Céramique, Clichés/expositions

Otello de Gioachino Rossini au théâtre des Champs Élysées


Pendant qu’ils sont tous au salon du meuble à Milan, je viens d’ouvrir le festival Rossini au théâtre des Champs Élysées. Je connaissais l’Otello de Verdi et le fameux air de la mort de Desdemona, mais je n’avais jamais vu celui de Rossini. J’ai passé une merveilleuse soirée. Second d’une série d’ouvrages composés pour Naples par Rossini, Otello doit son livret au Marquis Francesco Berio du Salsa. L’ouvrage, créé le 4 décembre 1816, s’écarte volontairement de Shakespeare. Il s’appuie sur des adaptations contemporaines. Au-delà des éléments géographiques (l’action ne se déroule plus à Venise, mais pour cette production dans l’Italie du début des années 1960), c’est surtout dans le traitement psychologique des personnages que l’opéra de Rossini diffère de la pièce originale : le rôle de Iago perd de son importance et est moins diabolique, alors que sont introduits celui d’Elmiro, le père de Desdemona, et surtout la dimension de « racisme » dont souffre Otello.
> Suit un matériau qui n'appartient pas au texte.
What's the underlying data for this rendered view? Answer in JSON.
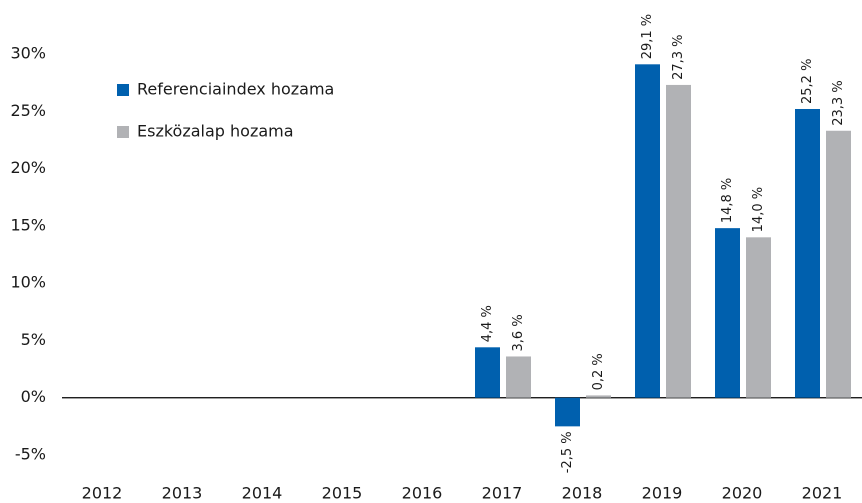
{
  "chart_data": {
    "type": "bar",
    "categories": [
      "2012",
      "2013",
      "2014",
      "2015",
      "2016",
      "2017",
      "2018",
      "2019",
      "2020",
      "2021"
    ],
    "series": [
      {
        "name": "Referenciaindex hozama",
        "color": "#0060ae",
        "values": [
          null,
          null,
          null,
          null,
          null,
          4.4,
          -2.5,
          29.1,
          14.8,
          25.2
        ],
        "value_labels": [
          null,
          null,
          null,
          null,
          null,
          "4,4 %",
          "-2,5 %",
          "29,1 %",
          "14,8 %",
          "25,2 %"
        ]
      },
      {
        "name": "Eszközalap hozama",
        "color": "#b1b2b5",
        "values": [
          null,
          null,
          null,
          null,
          null,
          3.6,
          0.2,
          27.3,
          14.0,
          23.3
        ],
        "value_labels": [
          null,
          null,
          null,
          null,
          null,
          "3,6 %",
          "0,2 %",
          "27,3 %",
          "14,0 %",
          "23,3 %"
        ]
      }
    ],
    "ylim": [
      -5,
      30
    ],
    "yticks": [
      {
        "value": -5,
        "label": "-5%"
      },
      {
        "value": 0,
        "label": "0%"
      },
      {
        "value": 5,
        "label": "5%"
      },
      {
        "value": 10,
        "label": "10%"
      },
      {
        "value": 15,
        "label": "15%"
      },
      {
        "value": 20,
        "label": "20%"
      },
      {
        "value": 25,
        "label": "25%"
      },
      {
        "value": 30,
        "label": "30%"
      }
    ],
    "grid": false,
    "legend": "upper left"
  }
}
Musicalement, la priorité donnée aux ensembles sur les airs (et cela malgré la nécessaire présence de trois ténors exceptionnels) et plus encore l’orchestration pour la première fois des récitatifs chez Rossini achèvent de conférer à l’ouvrage une grandeur et une profonde originalité. Immense succès à travers toute l’Europe toute au long du XIXe siècle, la création de la version éponyme de Verdi, soixante-dix ans plus tard, le fit progressivement disparaitre de la scène jusqu’à son grand retour triomphal dans les années 1980. Outre donc la rareté de l’ouvrage sur les scènes françaises, l’événement de cette production signée par le brillant duo Moshe Leiser et Patrice Caurier, et créée il y a deux saisons à l’Opéra de Zurich, est également la présence de Cecilia Bartoli dans le rôle-titre féminin. Une presque Première scénique parisienne pour la diva romaine si l’on excepte un espiègle Chérubin il y a près de vingt ans à l’Opéra de Paris. Après tant de grands récitals sur cette scène, elle a aux côtés du ténor américain John Osborn, illuminée la soirée. Et quelle passion entre tous, il y a de l’amour à travailler ensemble et ça fait du bien un peu de bonheur dans ce monde de brutes.